Now it’s true my dad couldn’t be trusted to do the grocery shopping. When my mother was recuperating after surgery, he did the shopping, and I went with him. He bought junk food, any sale item that caught his eye, and the worst tasting off-brand foods ever produced.
And he was, admittedly, a terrible cook. When he got done preparing a steak, it should have been licensed as a deadly weapon. When he tried to bake a cake for my mother’s birthday and the recipe instructed him to “fold in an egg” he was completely bewildered. The only thing my dad could find in the kitchen was his place at the table. He could not have tracked down the baking soda, had his life depended on it.
Yet he didn’t teach my brother and me that dads are a joke. We knew he meant what he said. We saw him break up a violent fight between two men who were trying to kill each other.

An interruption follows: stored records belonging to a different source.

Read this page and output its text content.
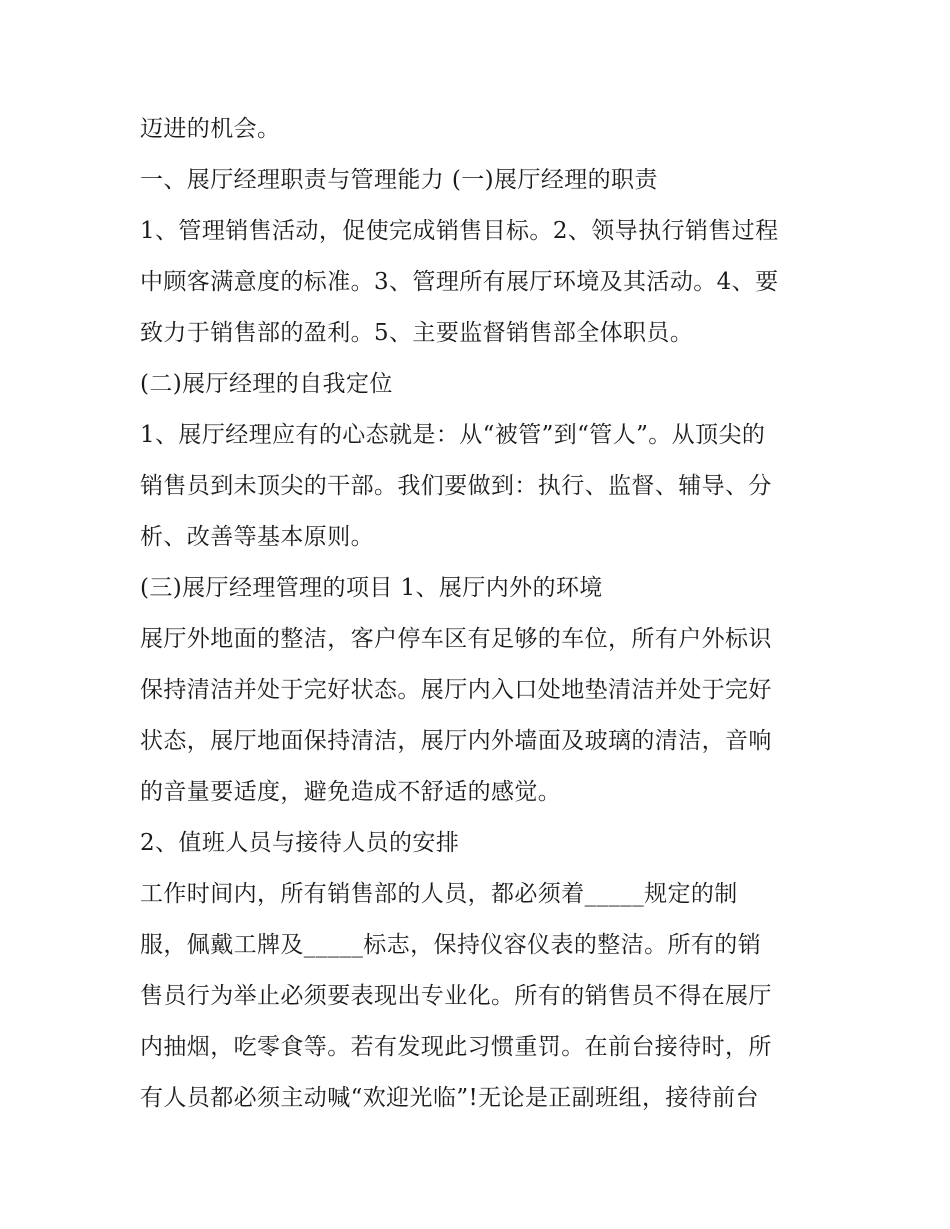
迈进的机会。
一、展厅经理职责与管理能力 (一)展厅经理的职责
1、管理销售活动，促使完成销售目标。2、领导执行销售过程
中顾客满意度的标准。3、管理所有展厅环境及其活动。4、要
致力于销售部的盈利。5、主要监督销售部全体职员。
(二)展厅经理的自我定位
1、展厅经理应有的心态就是：从“被管”到“管人”。从顶尖的
销售员到未顶尖的干部。我们要做到：执行、监督、辅导、分
析、改善等基本原则。
(三)展厅经理管理的项目 1、展厅内外的环境
展厅外地面的整洁，客户停车区有足够的车位，所有户外标识
保持清洁并处于完好状态。展厅内入口处地垫清洁并处于完好
状态，展厅地面保持清洁，展厅内外墙面及玻璃的清洁，音响
的音量要适度，避免造成不舒适的感觉。
2、值班人员与接待人员的安排
工作时间内，所有销售部的人员，都必须着_____规定的制
服，佩戴工牌及_____标志，保持仪容仪表的整洁。所有的销
售员行为举止必须要表现出专业化。所有的销售员不得在展厅
内抽烟，吃零食等。若有发现此习惯重罚。在前台接待时，所
有人员都必须主动喊“欢迎光临”!无论是正副班组，接待前台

On another occasion, he apprehended a robbery suspect as he was breaking into the store across the street, and held him until the police arrived. He taught us that dads are courageous.
I’m also grateful my dad didn’t teach us that happiness comes from flirting with 19-year-old girls. I never saw his eye wander and never heard him say anything suggestive about a woman. He remained faithful to my mother until his death in 1996.
It’s true that my dad could have taught my brother and me that the only happy place for a man was in a bar – he drank a lot when we were young. In fact, his drinking caused problems, and brought the family to a crisis. That’s when he chose to quit drinking, to distance himself from some of his friends, and to concentrate on his family. In so doing, he taught us that a dad can do things he doesn’t want to do, but needs to do, for the sake of his family.
I’m glad my dad did not teach me to swear. Looking back on it now, I’m really surprised that he didn’t. He was as tough a guy as you’d ever want to know: a two-fisted Marine, who never backed down from a fight. When I was younger (and he was still drinking), he often lost his temper. Most of the men that hung around with my dad could swear a blue streak. But I never heard him use profanity – not even once.
I’m especially grateful my dad didn’t teach me that believing in God is for weaklings. When my brother was dying of cancer, my two-fisted, never-turn-away-from-a-fight father turned to God for help. His first years as a Christian were sometimes rocky – he brought his anger and pride with him into his new relationship with God – but he stuck it out.
By his example he taught me that a man really can change. He became increasingly attentive and loving to my mother. His confidence in God increased. His willingness to be known as a Christian grew. He became a kinder and gentler man. I’m grateful for the things my dad didn’t teach me, but I’m even more grateful that he taught me this.